# Toddler hates clothes!



## LeaPea (Oct 7, 2009)

I don't know what to do! My toddler hates wearing all clothes and shoes. We have tried letting her pick out clothes, putting clothes on once we reach our destination, and giving her choices as to which outfits she wants to wear. We end up with a toddler screaming, "No clothes!" I feel like a prisoner. I can't leave the house with a naked or half dressed kid! If I tell her we can't go somewhere if she doesn't wear clothes, she doesn't seem to mind, or she will just continue crying. If we are able to get clothes on her, she is fine wearing them.

Does anyone else have a toddler who hates clothes?


----------



## sk8boarder15 (Jan 12, 2010)

My son has recently gotten really picky saying his clothes "Hurt" I figured out that is was mostly tags that were the problem and we have been doing mostly tagless clothes and its better. But there are still times he'll just started screaming that his clothes hurt and ripping them off. :/ Luckily its never happened when we;ve been out. But at home hes usually naked or just in a shirt.

I'm really hoping he just grows out of this phase.


----------



## pickle18 (Jan 27, 2012)

YES!!! This has been happening TONS lately - I'll even tell him repeatedly, "If we don't put your clothes on, we can't go to the playground!" He doesn't mind.







He'd rather not go. I know he knows what I'm saying, because previously, he'd grab a diaper and shoes to get ready to roll, super excited. Now, I'll even say, "You don't want to go? (no) You want to stay here? (yes)"

If he stops struggling and screaming long enough to get him dressed (he really has hurt himself!), he sometimes will snap out of it. Other times, he cries and cries, tugging his clothes and yelling, "OFF!"

I've tried letting him pick his clothes and this *sometimes* works - if he picks the shirt (which can take a looong time - if I point things out, he vetoes it all), and I let him put it on all by himself, he is more accommodating with pants, shoes, etc.

I've noticed he likes his clothes a size or two big...that seems to help a bit (he has NO patience for things that aren't loose and on/off quickly). Lots of soft cotton, but we still have issues.


----------



## Snapdragon (Aug 30, 2007)

have you tried dressing them in just cotton for a while? I know I have a particular aversion to synthetic fabrics- they make me itchy! I like to wear mostly cotton and as I result I dress my toddler in mostly cotton clothes- no synthetic. perhaps your toddler is having an itchy reaction to clothes?

you could also try ecover natural fabric softener to make the clothes softer.

see if there are some areas that are particularly bothering them- like tight waistbands or somehting- to see if there is anything you can do to make them mor e comfortable.

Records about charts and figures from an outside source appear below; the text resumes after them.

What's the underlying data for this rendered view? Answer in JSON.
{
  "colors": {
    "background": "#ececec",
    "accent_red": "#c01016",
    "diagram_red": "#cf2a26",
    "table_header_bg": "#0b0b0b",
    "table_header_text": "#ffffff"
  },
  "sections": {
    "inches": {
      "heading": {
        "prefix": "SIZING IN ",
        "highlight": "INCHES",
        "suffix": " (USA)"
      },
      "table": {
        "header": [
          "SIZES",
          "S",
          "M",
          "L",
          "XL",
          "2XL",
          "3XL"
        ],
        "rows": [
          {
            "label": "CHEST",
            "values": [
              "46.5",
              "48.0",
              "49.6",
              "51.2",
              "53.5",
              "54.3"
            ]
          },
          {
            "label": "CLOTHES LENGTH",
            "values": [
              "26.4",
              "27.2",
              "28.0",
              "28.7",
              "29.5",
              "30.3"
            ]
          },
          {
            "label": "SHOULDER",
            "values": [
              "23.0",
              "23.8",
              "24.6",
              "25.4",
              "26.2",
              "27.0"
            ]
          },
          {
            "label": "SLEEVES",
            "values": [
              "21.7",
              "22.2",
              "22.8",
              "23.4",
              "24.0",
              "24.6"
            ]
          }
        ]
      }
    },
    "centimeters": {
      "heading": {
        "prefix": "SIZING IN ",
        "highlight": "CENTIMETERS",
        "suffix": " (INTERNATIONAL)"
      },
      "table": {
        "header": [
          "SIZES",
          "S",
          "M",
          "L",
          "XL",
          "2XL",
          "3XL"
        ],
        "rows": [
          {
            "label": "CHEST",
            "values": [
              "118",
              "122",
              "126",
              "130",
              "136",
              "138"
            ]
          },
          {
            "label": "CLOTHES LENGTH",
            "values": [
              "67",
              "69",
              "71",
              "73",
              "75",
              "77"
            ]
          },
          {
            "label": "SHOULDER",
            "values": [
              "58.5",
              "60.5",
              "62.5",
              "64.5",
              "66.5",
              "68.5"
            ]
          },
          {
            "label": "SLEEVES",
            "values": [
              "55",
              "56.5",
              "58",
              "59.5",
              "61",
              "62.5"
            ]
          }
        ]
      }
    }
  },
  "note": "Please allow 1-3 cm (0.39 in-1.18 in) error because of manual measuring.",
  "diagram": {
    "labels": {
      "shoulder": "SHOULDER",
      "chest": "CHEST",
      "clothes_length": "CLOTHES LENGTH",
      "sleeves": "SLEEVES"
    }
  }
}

maybe there is something else I didn't mention - something baout why the toddler feels uncomfortable in the clothes.


----------



## Snapdragon (Aug 30, 2007)

-


----------



## Lulu0910 (Feb 6, 2012)

No worries I'm going through the same thing. My DS is 25MO and he HATES wearing pants and underwear. Screams bloody murder when we put his pajamas on. In fact it's a kicking, hitting and screaming battle that leaves my DH and I with the short end of the stick. What we started doing is time outs based on the behavior i.e kicking, hitting. That seems to be working.


----------



## ilovetchotchkes (Oct 16, 2011)

With my 2 year old we have the rule: you can be naked in the house or in the yard, but if we go off the property, you have to be dressed. Hes' ok with it because the second he gets home sometimes, the clothes come off. I have pictures of him raiding the tomato patch totally naked.


----------



## sk8boarder15 (Jan 12, 2010)

Quote:


> Originally Posted by *Lulu0910*
> 
> No worries I'm going through the same thing. My DS is 25MO and he HATES wearing pants and underwear. Screams bloody murder when we put his pajamas on. In fact it's a kicking, hitting and screaming battle that leaves my DH and I with the short end of the stick. What we started doing is time outs based on the behavior i.e kicking, hitting. That seems to be working.


This could be my house. My son (also 25mo) will scream I WANT TO BE NAKED! And start ripping his pants off. 0.0

Once they come off to go potty, they don't go back on. The only thing he will put his pants on for is to ride his bike. And even then he whines a lot while he is riding. Today they got a TINY big wet and he started yelling "PANTS OFF!" oy!


----------



## luckiest (Apr 29, 2009)

DS (23mo) hates clothes too. He's totally naked when we're at home, we gave up on pajamas months ago because he would get so worked up and it would take forever to calm him down enough to sleep.

We rarely, rarely leave the house with him in full dress. Since he's in the Boba whenever we run errands like the grocery store, no one can tell that he's only wearing underwear. If we're going to the park or someplace where he really does need to be dressed, it's easier (for whatever reason) if he gets in the stroller or car seat FIRST, then I put undies and pants on him. He'll lift up his bum so I can shimmy them onto him. With shirts though, it's a battle no matter what.

I don't think that with him it's sensory...first, all of his clothes are cotton and none have tags, but also once they're on, he'll fight just as hard to keep them on. He'll let me take off his pants and undies if he has to pee, but shirt and shoes - once they're on, they stay on. We don't do regular baths, so once he's in a shirt, he'll wear it for several days. Shoes I have to take off when he's asleep. Too gross? Whatever man, it avoids the conflict.

Fortunately we live in Texas, so it's still very warm and we don't get many days where he would need to be bundled.


----------



## pickle18 (Jan 27, 2012)

Quote:


> Originally Posted by *luckiest*
> 
> Too gross? Whatever man, it avoids the conflict.


We are the same way (shocker, right?







) - the less clothes and fewer baths we can possibly get away with, the better. In fact, my sister said she was hanging out with a cousin who is 6 months older than DS - she couldn't figure out why he looked so different...then she realized he was wearing pants (hahaha). We go through the spring and summer completely pants-less (cloth diapers seem more like clothes to me...), but now it's getting too chilly (sigh).

I did notice some success putting them on in the car, like you mentioned. Maybe it's not sensory - especially since your lil guy likes to keep them on - maybe it's a transition thing?


----------